Faculty Publications from Marc Redfield, Thomas Schestag, and Zachary Sng

Shibboleth

Marc Redfield, Shibboleth: Judges, Derrida, Celan
(New York: Fordham University Press, 2020)

Working from the Bible to contemporary art, Shibboleth surveys the linguistic performances behind the politics of border crossings and the policing of identities. In the context of an unending refugee crisis and a general displacement, monitoring and quarantining of populations within a global regime of technics, Paul Celan’s subtle yet fierce reorientation of shibboleth merits scrupulous reading. This book interprets the episode in Judges together with Celan’s poems and Jacques Derrida’s reading of them, as well as passages from William Faulkner’s Absalom! Absalom! and Doris Salcedo’s 2007 installation Shibboleth at the Tate Modern. Redfield pursues the track of shibboleth: a word to which no language can properly lay claim—a word that is both less and more than a word, that signifies both the epitome and the ruin of border control technology, and that thus, despite its violent role in the Biblical story, offers a locus of poetico-political affirmation.

Francis Ponge

Francis Ponge, Die Sonne/Le Soleil, ed. and trans. Thomas Schestag
(Berlin: Matthes & Seitz, 2020)

The French poet and essayist Francis Ponge (1899-1988) wrote in 1949 that the sun is “the formal and indispensable condition of (our) existence,” of life and death (on earth). He believed, however, that the word did not simply designate a phenomenon among others but named the very source of phenomenality. As an exploration of Ponge’s sweeping literary imagination, Schestag’s volume contains a critical and integral facsimile-edition of the collected 225 manuscript pages and typescripts of “Le soleil,” along with transcriptions, translations, and philological commentary.

Middling Romanticism

Zachary Sng, Middling Romanticism: Reading in the Gaps from Kant
to Ashbery (New York: Fordham University Press, 2020)
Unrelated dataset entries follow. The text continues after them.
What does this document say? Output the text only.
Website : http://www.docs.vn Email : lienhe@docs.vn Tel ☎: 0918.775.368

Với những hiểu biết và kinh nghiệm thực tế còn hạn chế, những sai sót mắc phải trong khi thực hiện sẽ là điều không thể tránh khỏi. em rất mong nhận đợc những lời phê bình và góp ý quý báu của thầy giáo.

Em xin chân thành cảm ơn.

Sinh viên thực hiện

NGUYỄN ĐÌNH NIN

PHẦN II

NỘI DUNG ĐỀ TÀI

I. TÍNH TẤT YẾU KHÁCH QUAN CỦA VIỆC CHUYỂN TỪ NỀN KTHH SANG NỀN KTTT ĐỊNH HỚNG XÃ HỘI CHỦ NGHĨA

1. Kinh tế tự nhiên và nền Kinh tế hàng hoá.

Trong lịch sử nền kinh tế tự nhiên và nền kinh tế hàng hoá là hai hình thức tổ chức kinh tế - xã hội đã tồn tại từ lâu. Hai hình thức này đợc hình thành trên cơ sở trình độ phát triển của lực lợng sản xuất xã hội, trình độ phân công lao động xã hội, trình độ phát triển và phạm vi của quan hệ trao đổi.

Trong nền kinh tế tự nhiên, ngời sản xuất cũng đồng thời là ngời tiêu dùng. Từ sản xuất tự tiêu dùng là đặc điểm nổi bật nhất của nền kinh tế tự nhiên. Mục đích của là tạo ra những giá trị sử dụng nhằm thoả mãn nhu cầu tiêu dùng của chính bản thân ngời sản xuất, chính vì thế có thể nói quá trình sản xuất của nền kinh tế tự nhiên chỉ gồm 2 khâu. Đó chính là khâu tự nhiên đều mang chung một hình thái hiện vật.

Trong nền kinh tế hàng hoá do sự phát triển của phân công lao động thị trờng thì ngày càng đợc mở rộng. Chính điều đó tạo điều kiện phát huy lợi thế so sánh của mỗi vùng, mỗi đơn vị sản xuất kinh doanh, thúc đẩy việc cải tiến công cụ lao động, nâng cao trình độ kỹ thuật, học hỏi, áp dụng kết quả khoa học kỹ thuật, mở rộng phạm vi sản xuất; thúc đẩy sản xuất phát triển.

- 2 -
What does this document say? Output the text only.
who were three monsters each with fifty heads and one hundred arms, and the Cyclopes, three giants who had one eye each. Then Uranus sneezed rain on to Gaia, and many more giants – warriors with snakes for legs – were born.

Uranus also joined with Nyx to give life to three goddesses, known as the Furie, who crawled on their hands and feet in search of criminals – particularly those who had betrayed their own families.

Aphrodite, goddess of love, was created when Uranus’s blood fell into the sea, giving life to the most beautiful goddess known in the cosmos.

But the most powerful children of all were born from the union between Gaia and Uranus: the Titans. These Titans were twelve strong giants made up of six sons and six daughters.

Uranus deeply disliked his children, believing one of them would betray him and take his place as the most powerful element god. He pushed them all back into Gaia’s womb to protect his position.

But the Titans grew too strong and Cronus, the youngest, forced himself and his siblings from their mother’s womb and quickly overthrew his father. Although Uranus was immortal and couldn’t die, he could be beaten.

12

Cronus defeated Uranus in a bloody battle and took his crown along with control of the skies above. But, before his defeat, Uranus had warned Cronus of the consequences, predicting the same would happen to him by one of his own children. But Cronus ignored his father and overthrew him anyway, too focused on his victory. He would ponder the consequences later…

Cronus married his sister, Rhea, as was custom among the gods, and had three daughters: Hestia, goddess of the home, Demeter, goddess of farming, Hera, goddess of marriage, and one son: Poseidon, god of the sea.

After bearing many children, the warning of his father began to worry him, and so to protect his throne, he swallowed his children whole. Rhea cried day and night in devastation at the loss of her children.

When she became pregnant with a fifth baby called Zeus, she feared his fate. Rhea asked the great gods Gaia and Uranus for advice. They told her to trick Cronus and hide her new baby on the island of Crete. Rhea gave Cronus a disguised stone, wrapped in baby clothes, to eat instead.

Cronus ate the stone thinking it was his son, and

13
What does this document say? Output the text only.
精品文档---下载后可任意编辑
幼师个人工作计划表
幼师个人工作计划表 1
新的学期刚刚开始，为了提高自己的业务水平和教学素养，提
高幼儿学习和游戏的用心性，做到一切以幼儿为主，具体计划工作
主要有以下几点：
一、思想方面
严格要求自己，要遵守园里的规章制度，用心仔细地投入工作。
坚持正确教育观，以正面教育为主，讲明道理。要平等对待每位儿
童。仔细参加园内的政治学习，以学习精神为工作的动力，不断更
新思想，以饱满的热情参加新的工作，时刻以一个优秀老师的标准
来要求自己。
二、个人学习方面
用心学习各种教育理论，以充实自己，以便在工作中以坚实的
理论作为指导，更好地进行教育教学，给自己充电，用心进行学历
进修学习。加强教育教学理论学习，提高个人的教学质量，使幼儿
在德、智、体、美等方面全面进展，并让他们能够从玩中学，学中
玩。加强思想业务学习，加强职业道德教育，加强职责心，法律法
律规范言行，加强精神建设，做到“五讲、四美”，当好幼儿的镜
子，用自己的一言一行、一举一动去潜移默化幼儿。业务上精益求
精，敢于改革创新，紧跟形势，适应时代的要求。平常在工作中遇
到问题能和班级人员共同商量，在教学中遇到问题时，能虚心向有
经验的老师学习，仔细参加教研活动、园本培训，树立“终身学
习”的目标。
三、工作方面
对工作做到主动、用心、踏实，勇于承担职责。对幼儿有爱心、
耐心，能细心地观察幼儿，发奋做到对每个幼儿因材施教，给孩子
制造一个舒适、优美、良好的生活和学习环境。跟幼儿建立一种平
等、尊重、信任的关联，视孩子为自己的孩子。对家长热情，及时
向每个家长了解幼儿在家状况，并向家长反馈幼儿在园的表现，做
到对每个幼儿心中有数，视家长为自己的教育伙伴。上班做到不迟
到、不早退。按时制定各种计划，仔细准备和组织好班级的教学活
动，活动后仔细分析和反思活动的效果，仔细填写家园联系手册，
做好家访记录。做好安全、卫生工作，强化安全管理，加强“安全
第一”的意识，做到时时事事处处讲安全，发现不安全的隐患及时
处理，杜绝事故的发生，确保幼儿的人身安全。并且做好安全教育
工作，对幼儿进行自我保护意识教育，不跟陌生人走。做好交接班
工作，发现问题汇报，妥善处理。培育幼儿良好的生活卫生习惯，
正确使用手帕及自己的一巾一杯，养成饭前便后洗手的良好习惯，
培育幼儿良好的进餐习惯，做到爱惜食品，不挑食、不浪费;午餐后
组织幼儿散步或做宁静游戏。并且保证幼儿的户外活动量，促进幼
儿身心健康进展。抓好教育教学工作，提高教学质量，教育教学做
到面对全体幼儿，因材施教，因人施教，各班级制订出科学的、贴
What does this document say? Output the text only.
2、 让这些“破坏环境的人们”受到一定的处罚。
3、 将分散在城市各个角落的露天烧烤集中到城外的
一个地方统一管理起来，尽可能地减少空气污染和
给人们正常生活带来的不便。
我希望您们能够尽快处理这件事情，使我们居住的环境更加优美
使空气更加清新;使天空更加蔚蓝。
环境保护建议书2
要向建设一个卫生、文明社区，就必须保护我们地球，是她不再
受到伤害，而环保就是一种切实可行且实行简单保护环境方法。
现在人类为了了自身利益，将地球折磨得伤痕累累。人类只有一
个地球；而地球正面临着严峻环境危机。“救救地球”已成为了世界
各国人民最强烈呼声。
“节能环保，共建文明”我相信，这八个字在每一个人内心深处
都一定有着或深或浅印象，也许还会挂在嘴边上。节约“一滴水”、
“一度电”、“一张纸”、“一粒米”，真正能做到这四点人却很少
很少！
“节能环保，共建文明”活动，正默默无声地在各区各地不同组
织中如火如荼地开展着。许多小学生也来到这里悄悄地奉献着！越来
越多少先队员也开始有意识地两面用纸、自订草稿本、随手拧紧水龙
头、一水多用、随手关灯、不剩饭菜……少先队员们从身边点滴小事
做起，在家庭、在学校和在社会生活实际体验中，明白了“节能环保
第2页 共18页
Romanticism is often understood as an age of extremes, yet it also marks the birth of the modern medium in all senses of the word. Engaging with key texts of the romantic period, the book outlines a wide-reaching project to re-imagine the middle as a constitutive principle. Sng argues that Romanticism dislodges such terms as medium, moderation, and mediation from serving as mere self-evident tools that conduct from one pole to another. Instead, they offer a dwelling in and with the middle: an attention to intervals, interstices, and gaps that make these terms central to modern understandings of relation.